How Roland became both popular, and powerfully situated in The Authority, is probably a novel in and of itself. Broad shoulders. Obvious indention in the chin. Blue eyes and extensive self confidence. I think once or twice he appeared in promotional literature for the school. Glossy photo.... glowing credentials.... etc. etc.
Roland appeared through the dust from the crowd, and immediately engaged me in conversation.
JR: "Hey! You're Josh right?" (slight hair toss, and overtly pensive look.)
Me: "Yup... that's me...." (rubs eyes and offers blank expression...)
JR: "How's it goin' man? What ya sudyin' there?"
Me: "Harmony... its.... great...." (More bland expressions.)
JR: "Cool... is ah, Mr. Flowers still teaching first year a that?"
Me: "Yeah. I like it. He's slow.... easy to keep up with."
Roland at this juncture began making his was through the room taking a look of everyone's things, as if they were relics of a lost civilization. He settled on my alarm clock, which due to the fact that so little space in the room was left for me to claim when i arrived, was over across the room on my dresser. It was amazingly over sized, plain faced clock made out of chrome. Hammer and bells and all.
JR: ''Is this thing real?"
Me: "Do you mean, 'is it a clock?' or 'does it exist?" I quarried.
JR: (chuckles; eye roll) "I mean, does it work..." He plowed on.
Me: "Yes. It functions as it was intended." (Blinks.)
I was beginning to lose faith in establishing intelligent thought flow, outside of the class room. Never the less, I was not the instigator of this conversation, and could think of no way to end it without transgressing polity.

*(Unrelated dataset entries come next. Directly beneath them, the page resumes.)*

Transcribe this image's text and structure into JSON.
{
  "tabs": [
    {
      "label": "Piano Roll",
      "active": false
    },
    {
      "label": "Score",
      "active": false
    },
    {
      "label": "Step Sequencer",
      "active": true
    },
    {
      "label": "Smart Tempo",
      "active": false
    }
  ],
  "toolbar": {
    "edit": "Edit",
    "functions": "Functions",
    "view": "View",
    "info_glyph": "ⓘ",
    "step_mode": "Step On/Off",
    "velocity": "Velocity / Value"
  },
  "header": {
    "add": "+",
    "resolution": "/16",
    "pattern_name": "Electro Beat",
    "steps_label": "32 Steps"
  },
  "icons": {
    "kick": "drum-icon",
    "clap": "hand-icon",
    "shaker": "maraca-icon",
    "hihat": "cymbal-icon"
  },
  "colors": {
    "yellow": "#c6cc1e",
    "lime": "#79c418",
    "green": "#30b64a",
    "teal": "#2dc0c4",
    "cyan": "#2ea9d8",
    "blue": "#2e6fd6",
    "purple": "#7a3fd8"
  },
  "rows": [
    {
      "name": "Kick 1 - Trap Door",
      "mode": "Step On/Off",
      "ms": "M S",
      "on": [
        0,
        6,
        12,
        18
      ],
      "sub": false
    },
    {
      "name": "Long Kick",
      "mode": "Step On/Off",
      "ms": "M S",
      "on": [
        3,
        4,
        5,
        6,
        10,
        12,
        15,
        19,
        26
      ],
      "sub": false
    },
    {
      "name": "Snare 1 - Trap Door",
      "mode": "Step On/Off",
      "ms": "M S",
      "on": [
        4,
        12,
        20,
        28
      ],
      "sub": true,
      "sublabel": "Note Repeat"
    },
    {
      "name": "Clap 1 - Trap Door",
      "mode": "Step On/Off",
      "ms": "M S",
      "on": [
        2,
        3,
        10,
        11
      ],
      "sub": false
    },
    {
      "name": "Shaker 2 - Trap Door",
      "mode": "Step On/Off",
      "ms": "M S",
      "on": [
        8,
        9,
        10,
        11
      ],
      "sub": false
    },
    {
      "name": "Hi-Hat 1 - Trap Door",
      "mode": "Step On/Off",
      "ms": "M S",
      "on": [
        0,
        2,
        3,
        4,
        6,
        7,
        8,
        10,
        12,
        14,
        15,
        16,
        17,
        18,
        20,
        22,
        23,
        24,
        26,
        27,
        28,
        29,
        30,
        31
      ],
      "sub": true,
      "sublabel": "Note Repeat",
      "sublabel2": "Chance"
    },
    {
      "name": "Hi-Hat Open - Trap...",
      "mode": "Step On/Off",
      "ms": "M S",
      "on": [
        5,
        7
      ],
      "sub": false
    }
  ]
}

JR: "So who're you taking to artist series? You're a freshman right?"
Me: "Yeah, I am... What's artist series?"
JR: "It's where everyone gets dressed up and goes to a concert in the auditorium.... They throw one every coupla months. You invite a girl and buy her flowers.... ya know, it's kinda formal."
Me: (Blinks) "Oh. I think i remember reading something about that in the calender of events. When is that?"
JR: "It's in a couple weeks. I mean it's ok if you don't take a date.... Not all the freshmen get dates."
Me: (More Blinks) "Do I have to go?"
JR: (Ironic laughter) " Yeah... haha. You have to... but they're pretty cool usually."
Me: (moans... shoulder slump.) "Oh... great."
Whatever Roland had left to say has been deleted from my memory, with a slew of everything else that was un-memorable about him. Artist Series. Yet another challenge had presented itself. A formal event he said? hm.... I thumbed through the calendar of events to discover more about this mystery.
hm. Dates. Hmmmmm. The Freshmen don't usually get dates? Hm....
The concept of required entertainment was confusing... but then, there were so many other requirements here that i couldn't force logic behind that i didn't bother trying to make sense of it. It was something that must be done. Just like study. Just like leftovers. Just like piano.
Roland made his was elsewhere and when he left, the rabble in the hallways turned back to their bowling. Bells rang.... Prayers. Larry crawled out of his cocoon long enough to read a few passages from Proverbs, while Chester and Ramon carried on a conversation about something hilarious in Spanish. The were giggling like absurd little girl scouts. More bells. Lights-out.
I laid awake, pondering this new revelation.... Formal event, in which decorum required that i request the company of a female.... hm.... Work had made me tired. When i slept i had dark dreams.... I dreamed of a black forest with wolves. I could hear the wolves. I could hear them, but i couldn't see them.